As part of an effort to dispossess and ultimately exterminate Irish papists, British rulers drove the church underground with laws forbidding the establishment of schools, the presence of bishops and of religious orders. The legality of being a priest and of attending Mass was always fuzzy. Liturgies were performed in secret, or at night, often with the celebrant concealed from the congregation so that they could not identify him. He likely hid his true name with a pseudonym anyway. The poor parishioners who gathered secretly in ruins to hear Mass had no money to support the priests; the fathers starved and went naked along with them.

During Neal's lifetime, the ownership of Irish land by Catholics was dropping from 60% to 5%.

However Irish, English, Scottish and Colonial Catholics' response to Anglo-Saxon oppression in the 16th-18th Centuries was one of the great adventures of The Counter-Reformation. Catholics with the will and ability--and oftentimes, wealth--fled to cities in the Low Countries and France where they studied in great universities and seminaries. Among these--so a theory has it--may have been William Shakespeare. Around 1600, exiled scholars in Douai and Rheims, France created the first English translation of the Catholic Bible.

Once ordained, the scholar-priests slipped secretly back into the British Isles as clandestine missionaries. Many such as Jesuits Robert Southwell and Edmond Campion met torture and execution.

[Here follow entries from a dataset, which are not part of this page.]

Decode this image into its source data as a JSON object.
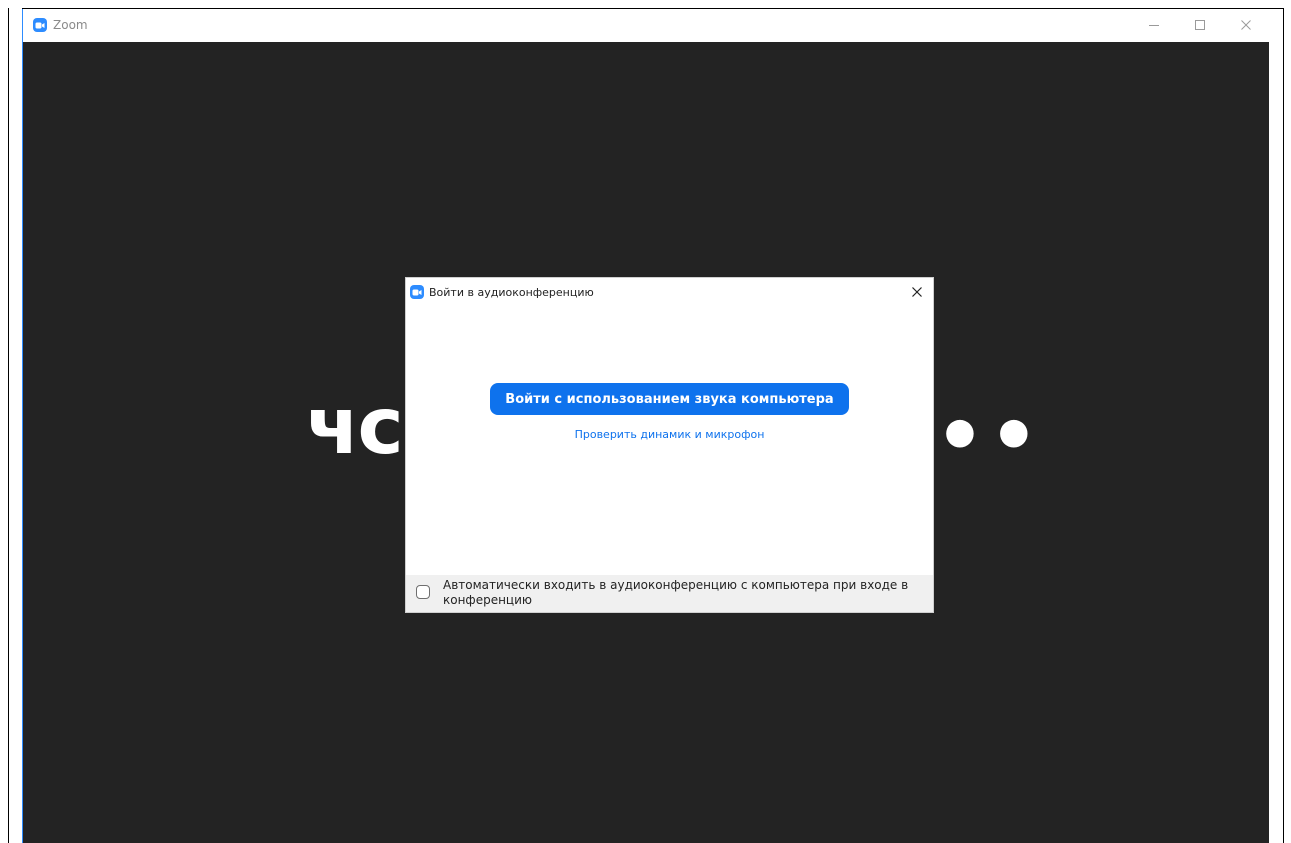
{
  "window": {
    "title": "Zoom"
  },
  "background": {
    "text_left": "чс",
    "text_right": "••"
  },
  "dialog": {
    "title": "Войти в аудиоконференцию",
    "join_button_label": "Войти с использованием звука компьютера",
    "test_link_label": "Проверить динамик и микрофон",
    "auto_join_label": "Автоматически входить в аудиоконференцию с компьютера при входе в конференцию",
    "auto_join_checked": false
  },
  "colors": {
    "accent": "#0e72ed",
    "video_background": "#232323",
    "footer_background": "#f0f0f0"
  },
  "icons": {
    "app": "zoom-camera-icon",
    "minimize": "minimize-icon",
    "maximize": "maximize-icon",
    "close": "close-icon"
  }
}
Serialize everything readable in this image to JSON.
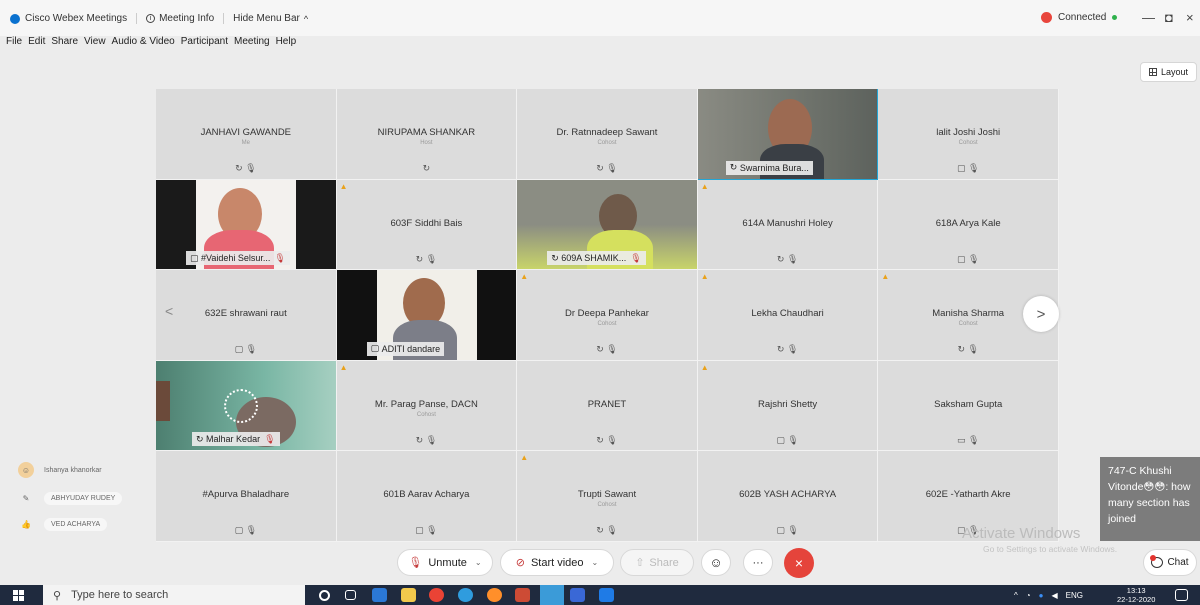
{
  "app": {
    "title": "Cisco Webex Meetings",
    "meeting_info": "Meeting Info",
    "hide_menu": "Hide Menu Bar",
    "status": "Connected",
    "win_controls": [
      "—",
      "◘",
      "×"
    ]
  },
  "menu": [
    "File",
    "Edit",
    "Share",
    "View",
    "Audio & Video",
    "Participant",
    "Meeting",
    "Help"
  ],
  "layout_label": "Layout",
  "tiles": [
    {
      "name": "JANHAVI GAWANDE",
      "role": "Me",
      "icons": "↻ 🎙"
    },
    {
      "name": "NIRUPAMA SHANKAR",
      "role": "Host",
      "icons": "↻"
    },
    {
      "name": "Dr. Ratnnadeep Sawant",
      "role": "Cohost",
      "icons": "↻ 🎙"
    },
    {
      "name": "Swarnima Bura...",
      "video": true,
      "selected": true
    },
    {
      "name": "lalit Joshi Joshi",
      "role": "Cohost",
      "icons": "▢ 🎙"
    },
    {
      "name": "#Vaidehi Selsur...",
      "video": true
    },
    {
      "name": "603F Siddhi Bais",
      "warn": true,
      "icons": "↻ 🎙"
    },
    {
      "name": "609A SHAMIK...",
      "video": true
    },
    {
      "name": "614A Manushri Holey",
      "warn": true,
      "icons": "↻ 🎙"
    },
    {
      "name": "618A Arya Kale",
      "icons": "▢ 🎙"
    },
    {
      "name": "632E shrawani raut",
      "icons": "▢ 🎙"
    },
    {
      "name": "ADITI dandare",
      "video": true
    },
    {
      "name": "Dr Deepa Panhekar",
      "role": "Cohost",
      "warn": true,
      "icons": "↻ 🎙"
    },
    {
      "name": "Lekha Chaudhari",
      "warn": true,
      "icons": "↻ 🎙"
    },
    {
      "name": "Manisha Sharma",
      "role": "Cohost",
      "warn": true,
      "icons": "↻ 🎙"
    },
    {
      "name": "Malhar Kedar",
      "video": true
    },
    {
      "name": "Mr. Parag Panse, DACN",
      "role": "Cohost",
      "warn": true,
      "icons": "↻ 🎙"
    },
    {
      "name": "PRANET",
      "icons": "↻ 🎙"
    },
    {
      "name": "Rajshri Shetty",
      "warn": true,
      "icons": "▢ 🎙"
    },
    {
      "name": "Saksham Gupta",
      "icons": "▭ 🎙"
    },
    {
      "name": "#Apurva Bhaladhare",
      "icons": "▢ 🎙"
    },
    {
      "name": "601B Aarav Acharya",
      "icons": "▢ 🎙"
    },
    {
      "name": "Trupti Sawant",
      "role": "Cohost",
      "warn": true,
      "icons": "↻ 🎙"
    },
    {
      "name": "602B YASH ACHARYA",
      "icons": "▢ 🎙"
    },
    {
      "name": "602E -Yatharth Akre",
      "icons": "▢ 🎙"
    }
  ],
  "side_list": [
    "Ishanya khanorkar",
    "ABHYUDAY RUDEY",
    "VED ACHARYA"
  ],
  "toolbar": {
    "unmute": "Unmute",
    "start_video": "Start video",
    "share": "Share",
    "more": "···",
    "end": "×"
  },
  "chat": {
    "popup": "747-C Khushi Vitonde😳😳: how many section has joined",
    "button": "Chat"
  },
  "watermark": {
    "line1": "Activate Windows",
    "line2": "Go to Settings to activate Windows."
  },
  "taskbar": {
    "search": "Type here to search",
    "lang": "ENG",
    "time": "13:13",
    "date": "22-12-2020"
  }
}
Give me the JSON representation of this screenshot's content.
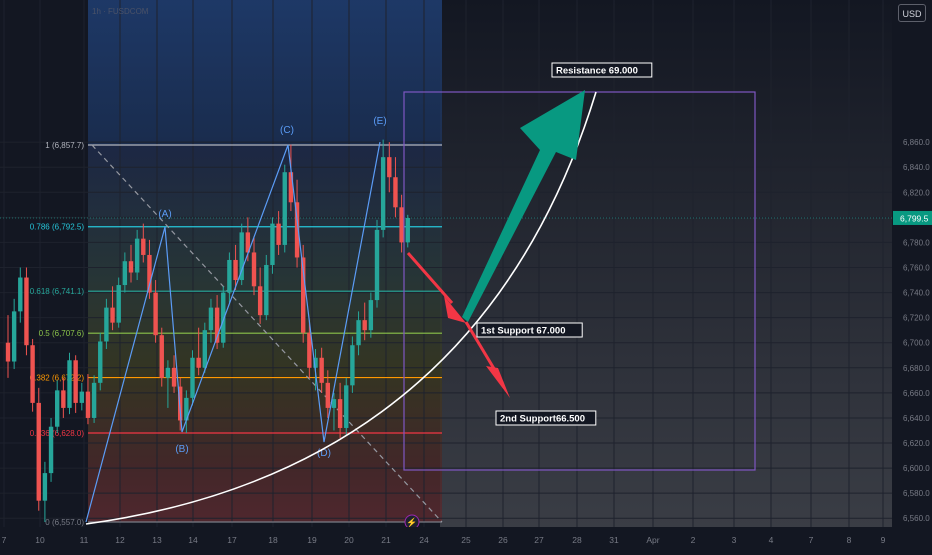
{
  "currency": "USD",
  "symbol_header": "1h · FUSDCOM",
  "chart_data": {
    "type": "candlestick",
    "title": "",
    "price_axis": {
      "range": [
        6550,
        6920
      ],
      "ticks": [
        6860,
        6840,
        6820,
        6800,
        6780,
        6760,
        6740,
        6720,
        6700,
        6680,
        6660,
        6640,
        6620,
        6600,
        6580,
        6560
      ],
      "tick_labels": [
        "6,860.0",
        "6,840.0",
        "6,820.0",
        "6,800.0",
        "6,780.0",
        "6,760.0",
        "6,740.0",
        "6,720.0",
        "6,700.0",
        "6,680.0",
        "6,660.0",
        "6,640.0",
        "6,620.0",
        "6,600.0",
        "6,580.0",
        "6,560.0"
      ],
      "current_price": 6799.5,
      "current_price_label": "6,799.5"
    },
    "time_axis": {
      "labels": [
        "7",
        "10",
        "11",
        "12",
        "13",
        "14",
        "17",
        "18",
        "19",
        "20",
        "21",
        "24",
        "25",
        "26",
        "27",
        "28",
        "31",
        "Apr",
        "2",
        "3",
        "4",
        "7",
        "8",
        "9"
      ]
    },
    "fibonacci": [
      {
        "ratio": "1",
        "price": 6857.7,
        "label": "1 (6,857.7)",
        "color": "#b2b5be"
      },
      {
        "ratio": "0.786",
        "price": 6792.5,
        "label": "0.786 (6,792.5)",
        "color": "#26c6da"
      },
      {
        "ratio": "0.618",
        "price": 6741.1,
        "label": "0.618 (6,741.1)",
        "color": "#26a69a"
      },
      {
        "ratio": "0.5",
        "price": 6707.6,
        "label": "0.5 (6,707.6)",
        "color": "#8bc34a"
      },
      {
        "ratio": "0.382",
        "price": 6672.2,
        "label": "0.382 (6,672.2)",
        "color": "#ff9800"
      },
      {
        "ratio": "0.236",
        "price": 6628.0,
        "label": "0.236 (6,628.0)",
        "color": "#f23645"
      },
      {
        "ratio": "0",
        "price": 6557.0,
        "label": "0 (6,557.0)",
        "color": "#787b86"
      }
    ],
    "wave_labels": [
      {
        "label": "(A)",
        "time_index": 24,
        "price": 6794
      },
      {
        "label": "(B)",
        "time_index": 30,
        "price": 6628
      },
      {
        "label": "(C)",
        "time_index": 47,
        "price": 6857
      },
      {
        "label": "(D)",
        "time_index": 55,
        "price": 6624
      },
      {
        "label": "(E)",
        "time_index": 62,
        "price": 6860
      }
    ],
    "annotations": {
      "resistance": {
        "label": "Resistance 69.000",
        "price": 6865
      },
      "support_1": {
        "label": "1st Support 67.000",
        "price": 6722
      },
      "support_2": {
        "label": "2nd Support66.500",
        "price": 6633
      }
    },
    "candles": [
      {
        "o": 6700,
        "h": 6722,
        "l": 6672,
        "c": 6685
      },
      {
        "o": 6685,
        "h": 6735,
        "l": 6679,
        "c": 6725
      },
      {
        "o": 6725,
        "h": 6760,
        "l": 6716,
        "c": 6752
      },
      {
        "o": 6752,
        "h": 6760,
        "l": 6690,
        "c": 6698
      },
      {
        "o": 6698,
        "h": 6703,
        "l": 6645,
        "c": 6652
      },
      {
        "o": 6652,
        "h": 6664,
        "l": 6566,
        "c": 6574
      },
      {
        "o": 6574,
        "h": 6605,
        "l": 6557,
        "c": 6596
      },
      {
        "o": 6596,
        "h": 6640,
        "l": 6589,
        "c": 6633
      },
      {
        "o": 6633,
        "h": 6670,
        "l": 6628,
        "c": 6662
      },
      {
        "o": 6662,
        "h": 6672,
        "l": 6640,
        "c": 6648
      },
      {
        "o": 6648,
        "h": 6692,
        "l": 6643,
        "c": 6686
      },
      {
        "o": 6686,
        "h": 6690,
        "l": 6644,
        "c": 6652
      },
      {
        "o": 6652,
        "h": 6668,
        "l": 6646,
        "c": 6661
      },
      {
        "o": 6661,
        "h": 6675,
        "l": 6635,
        "c": 6640
      },
      {
        "o": 6640,
        "h": 6674,
        "l": 6636,
        "c": 6668
      },
      {
        "o": 6668,
        "h": 6708,
        "l": 6662,
        "c": 6701
      },
      {
        "o": 6701,
        "h": 6735,
        "l": 6695,
        "c": 6728
      },
      {
        "o": 6728,
        "h": 6745,
        "l": 6710,
        "c": 6716
      },
      {
        "o": 6716,
        "h": 6752,
        "l": 6712,
        "c": 6746
      },
      {
        "o": 6746,
        "h": 6772,
        "l": 6740,
        "c": 6765
      },
      {
        "o": 6765,
        "h": 6778,
        "l": 6748,
        "c": 6756
      },
      {
        "o": 6756,
        "h": 6790,
        "l": 6750,
        "c": 6783
      },
      {
        "o": 6783,
        "h": 6795,
        "l": 6764,
        "c": 6770
      },
      {
        "o": 6770,
        "h": 6782,
        "l": 6735,
        "c": 6740
      },
      {
        "o": 6740,
        "h": 6750,
        "l": 6700,
        "c": 6706
      },
      {
        "o": 6706,
        "h": 6712,
        "l": 6665,
        "c": 6672
      },
      {
        "o": 6672,
        "h": 6686,
        "l": 6648,
        "c": 6680
      },
      {
        "o": 6680,
        "h": 6690,
        "l": 6660,
        "c": 6665
      },
      {
        "o": 6665,
        "h": 6672,
        "l": 6630,
        "c": 6638
      },
      {
        "o": 6638,
        "h": 6662,
        "l": 6628,
        "c": 6656
      },
      {
        "o": 6656,
        "h": 6694,
        "l": 6650,
        "c": 6688
      },
      {
        "o": 6688,
        "h": 6712,
        "l": 6674,
        "c": 6680
      },
      {
        "o": 6680,
        "h": 6716,
        "l": 6676,
        "c": 6710
      },
      {
        "o": 6710,
        "h": 6735,
        "l": 6700,
        "c": 6728
      },
      {
        "o": 6728,
        "h": 6738,
        "l": 6695,
        "c": 6700
      },
      {
        "o": 6700,
        "h": 6745,
        "l": 6696,
        "c": 6740
      },
      {
        "o": 6740,
        "h": 6772,
        "l": 6732,
        "c": 6766
      },
      {
        "o": 6766,
        "h": 6778,
        "l": 6742,
        "c": 6750
      },
      {
        "o": 6750,
        "h": 6795,
        "l": 6746,
        "c": 6788
      },
      {
        "o": 6788,
        "h": 6800,
        "l": 6765,
        "c": 6772
      },
      {
        "o": 6772,
        "h": 6785,
        "l": 6738,
        "c": 6745
      },
      {
        "o": 6745,
        "h": 6760,
        "l": 6715,
        "c": 6722
      },
      {
        "o": 6722,
        "h": 6770,
        "l": 6718,
        "c": 6762
      },
      {
        "o": 6762,
        "h": 6800,
        "l": 6755,
        "c": 6795
      },
      {
        "o": 6795,
        "h": 6805,
        "l": 6770,
        "c": 6778
      },
      {
        "o": 6778,
        "h": 6842,
        "l": 6772,
        "c": 6836
      },
      {
        "o": 6836,
        "h": 6858,
        "l": 6805,
        "c": 6812
      },
      {
        "o": 6812,
        "h": 6830,
        "l": 6760,
        "c": 6768
      },
      {
        "o": 6768,
        "h": 6778,
        "l": 6700,
        "c": 6708
      },
      {
        "o": 6708,
        "h": 6718,
        "l": 6672,
        "c": 6680
      },
      {
        "o": 6680,
        "h": 6695,
        "l": 6662,
        "c": 6688
      },
      {
        "o": 6688,
        "h": 6696,
        "l": 6660,
        "c": 6668
      },
      {
        "o": 6668,
        "h": 6678,
        "l": 6640,
        "c": 6648
      },
      {
        "o": 6648,
        "h": 6660,
        "l": 6630,
        "c": 6655
      },
      {
        "o": 6655,
        "h": 6668,
        "l": 6624,
        "c": 6632
      },
      {
        "o": 6632,
        "h": 6672,
        "l": 6626,
        "c": 6666
      },
      {
        "o": 6666,
        "h": 6705,
        "l": 6660,
        "c": 6698
      },
      {
        "o": 6698,
        "h": 6725,
        "l": 6690,
        "c": 6718
      },
      {
        "o": 6718,
        "h": 6732,
        "l": 6702,
        "c": 6710
      },
      {
        "o": 6710,
        "h": 6740,
        "l": 6704,
        "c": 6734
      },
      {
        "o": 6734,
        "h": 6798,
        "l": 6728,
        "c": 6790
      },
      {
        "o": 6790,
        "h": 6862,
        "l": 6784,
        "c": 6848
      },
      {
        "o": 6848,
        "h": 6860,
        "l": 6820,
        "c": 6832
      },
      {
        "o": 6832,
        "h": 6848,
        "l": 6800,
        "c": 6808
      },
      {
        "o": 6808,
        "h": 6818,
        "l": 6772,
        "c": 6780
      },
      {
        "o": 6780,
        "h": 6802,
        "l": 6776,
        "c": 6799.5
      }
    ]
  }
}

The Orders of Preachers and of Friars Minor faced martyrdom as well. Not much is known about the Neal Conway of this story, but he became a priest and he may have been a Franciscan.

In Paris, sympathetic King Louis XV revived an ancient college as a seminary for Irish expatriots. It had been originally named The House of Poor Italian Scholars of the Charity of The Blessed Virgin, but by 1700 it was known as The College of The Lombards.

Fr. Neal Conway spent many decades in Paris living at the college. At one point he was its procurator. He also studied and taught at 'The Sorbonne," The University of Paris, the world's oldest such institution, where Thomas Aquinas had lectured centuries earlier.

However the course of his vocation would not permit Fr. Conway to spend his middle and old age as a scholar in exile. In his forties, he slipped back into his native land as one of those underground clergy, ministering in secret.

Remember that bishops were totally forbidden on Irish soil in poena mortis. Nevertheless in 1727 Neal Conway was appointed Bishop of Derry and shepherded that diocese until his death of natural causes in 1739.

There is not much known about this man beyond what is written here, but I think that we may safely assume that the last dozen years of His Excellency Neal Conway's life were probably the most interesting.